On Queer White People and Racial Preferences: Talk Amongst Yourselves
On Queer White People and Racial Preferences: Talk Amongst Yourselves

This is a special edition post about the subject of racial preferences. Specifically on why y’all-Queer White People™ — need to honestly start having this conversation with each other. I’ll be honest and say that I almost didn’t write this article. Not because I didn’t think it’s an important subject to broach, but because I didn’t know if I wanted to exhaust myself with writing this, but then I saw the comment (made by a white gay, to the surprise of no one I’m sure) I’m using as this article’s main image, and decided it was necessary.
It’s unfortunate, too, because, at this point in life, it’s hard to imagine anyone truly feigning ignorance of racism and the ways in which it pervades our collective consciousness; but I think that’s too generous an observation for those who are never really tasked with thinking critically about the ways racism affects us.
And I could just write another article explaining the issue of why racial preferences are racist, but that would be too easy (and disingenuous on my part because I know y’all know what the issue is).
But I’d much rather tell y’all to do the work yourself.
The simplest reason why is that you, white people, tend to listen to each other more about the oppression people of color face instead of listening to it when it comes from the horse’s mouth. It’s nonsensical because y’all don’t have the real breadth and depth of understanding of racism and the ways it works, or even really how white supremacy works — well, outside of the context of large scale things like slavery, segregation, the KKK, etc.-in the way that people of color do since we have to acknowledge and confront it from the moment we’re born while white supremacy gives you, white people, an intense case of selective vision when it comes to noticing racism and white supremacy. But such is the world we live in.
Another reason is that it isn’t our — people of color’s — job to keep trying to teach you this lesson. By now, I’m sure a billion conversations have been had between queer white people and queer people of color on this subject. And, yes, in the fight for a better tomorrow, some educating has to be done from marginalized communities to their oppressors or they’d never know otherwise; however, it’s typically marginalized communities that end up shouldering the lion’s share of the responsibility of both educating their oppressors and themselves on the subject of their oppression.

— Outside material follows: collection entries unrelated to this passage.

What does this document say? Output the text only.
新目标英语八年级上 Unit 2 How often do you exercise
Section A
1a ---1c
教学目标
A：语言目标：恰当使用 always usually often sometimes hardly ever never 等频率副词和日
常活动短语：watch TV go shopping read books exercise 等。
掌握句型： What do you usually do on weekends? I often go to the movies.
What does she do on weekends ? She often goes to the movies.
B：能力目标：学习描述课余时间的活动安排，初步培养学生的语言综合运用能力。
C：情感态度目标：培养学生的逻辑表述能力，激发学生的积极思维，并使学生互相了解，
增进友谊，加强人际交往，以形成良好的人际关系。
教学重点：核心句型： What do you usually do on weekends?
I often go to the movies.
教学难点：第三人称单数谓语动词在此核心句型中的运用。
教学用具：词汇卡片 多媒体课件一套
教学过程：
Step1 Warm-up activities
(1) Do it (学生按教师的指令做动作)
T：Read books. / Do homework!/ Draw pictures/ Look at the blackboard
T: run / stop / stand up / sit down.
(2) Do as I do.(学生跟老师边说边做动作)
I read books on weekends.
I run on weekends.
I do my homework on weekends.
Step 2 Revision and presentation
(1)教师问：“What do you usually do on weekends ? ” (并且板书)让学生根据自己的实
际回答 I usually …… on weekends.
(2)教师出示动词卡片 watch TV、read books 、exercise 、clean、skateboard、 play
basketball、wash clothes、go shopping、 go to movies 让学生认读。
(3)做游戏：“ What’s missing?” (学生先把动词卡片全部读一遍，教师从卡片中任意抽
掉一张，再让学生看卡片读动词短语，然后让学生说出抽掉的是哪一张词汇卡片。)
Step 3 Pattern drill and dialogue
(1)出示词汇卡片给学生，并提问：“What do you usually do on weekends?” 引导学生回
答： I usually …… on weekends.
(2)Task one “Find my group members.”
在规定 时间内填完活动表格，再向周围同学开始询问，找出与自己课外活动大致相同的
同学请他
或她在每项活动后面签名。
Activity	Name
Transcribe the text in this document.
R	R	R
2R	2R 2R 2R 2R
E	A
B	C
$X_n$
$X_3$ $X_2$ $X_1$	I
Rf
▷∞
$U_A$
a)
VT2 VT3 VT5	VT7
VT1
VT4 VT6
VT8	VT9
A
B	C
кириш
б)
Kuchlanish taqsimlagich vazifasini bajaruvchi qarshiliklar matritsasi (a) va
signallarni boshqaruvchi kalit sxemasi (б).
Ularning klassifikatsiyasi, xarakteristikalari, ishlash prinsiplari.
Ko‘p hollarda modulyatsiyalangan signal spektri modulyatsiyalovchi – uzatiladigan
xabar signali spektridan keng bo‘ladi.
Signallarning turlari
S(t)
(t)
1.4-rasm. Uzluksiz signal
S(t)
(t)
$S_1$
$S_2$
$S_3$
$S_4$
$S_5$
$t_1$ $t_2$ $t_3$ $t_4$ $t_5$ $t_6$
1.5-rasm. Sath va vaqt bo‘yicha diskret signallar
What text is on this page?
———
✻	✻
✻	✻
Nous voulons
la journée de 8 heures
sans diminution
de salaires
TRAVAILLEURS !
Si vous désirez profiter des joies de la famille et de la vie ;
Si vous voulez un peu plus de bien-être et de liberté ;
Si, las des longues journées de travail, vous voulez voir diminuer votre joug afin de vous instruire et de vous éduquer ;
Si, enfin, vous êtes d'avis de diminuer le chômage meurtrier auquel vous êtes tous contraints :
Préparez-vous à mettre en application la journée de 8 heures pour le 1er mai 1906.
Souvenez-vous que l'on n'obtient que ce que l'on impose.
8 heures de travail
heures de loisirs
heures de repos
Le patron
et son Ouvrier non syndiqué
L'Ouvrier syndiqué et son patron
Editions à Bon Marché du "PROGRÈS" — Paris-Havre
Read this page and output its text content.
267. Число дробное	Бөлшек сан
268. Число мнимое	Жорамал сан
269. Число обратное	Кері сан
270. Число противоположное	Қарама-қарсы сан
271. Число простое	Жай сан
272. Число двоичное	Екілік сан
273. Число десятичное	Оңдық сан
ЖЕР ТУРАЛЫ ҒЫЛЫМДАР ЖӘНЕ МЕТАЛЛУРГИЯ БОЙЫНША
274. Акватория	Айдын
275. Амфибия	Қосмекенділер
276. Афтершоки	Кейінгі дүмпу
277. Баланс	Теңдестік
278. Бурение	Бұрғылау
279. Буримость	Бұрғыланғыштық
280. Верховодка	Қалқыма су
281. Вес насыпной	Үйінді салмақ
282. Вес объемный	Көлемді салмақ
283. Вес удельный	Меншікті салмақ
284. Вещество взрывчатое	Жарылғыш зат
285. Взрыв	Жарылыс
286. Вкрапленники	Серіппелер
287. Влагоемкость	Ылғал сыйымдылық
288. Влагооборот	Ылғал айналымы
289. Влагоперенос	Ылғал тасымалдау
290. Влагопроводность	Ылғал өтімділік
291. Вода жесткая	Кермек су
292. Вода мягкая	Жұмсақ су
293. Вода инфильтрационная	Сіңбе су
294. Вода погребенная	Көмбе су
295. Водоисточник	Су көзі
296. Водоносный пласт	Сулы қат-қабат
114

This, the business of getting white people to have their come-to-Jesus moment about racism, is your job to do-not ours. We’re not responsible for righting queer white people’s moral compasses. Y’all are. We’re also not solely responsible for ending racism or white supremacy. Y’all have a lot of skin in this game — more than many of you would care to admit. We’ve written all of the think pieces. We’ve done all of the videos. We’ve had all of the shouting matches with y’all. We’ve conducted all of the social experiments. The resources are there. Use them. Over and over again. Exhaust yourselves the way we have when talking to y’all about this subject. Unlearn the things we’ve had to unlearn. Risk the relationships you have with your white peers. Let this be the hill people die on. And do it because it’s the right thing to do — not to prove that you’re a Better White Person because of it.
We all have a role to play in dismantling racism and white supremacy in this world. It’s time y’all, especially if you supposedly don’t have a racist bone in your body and truly care about the friends/partners/coworkers/neighbors of color you bring up to deflect any claims of racism made against y’all, start doing your share of the work and taking it seriously. Because I can guarantee you have a lot more work to do on this subject that you’d like to allow yourself to believe.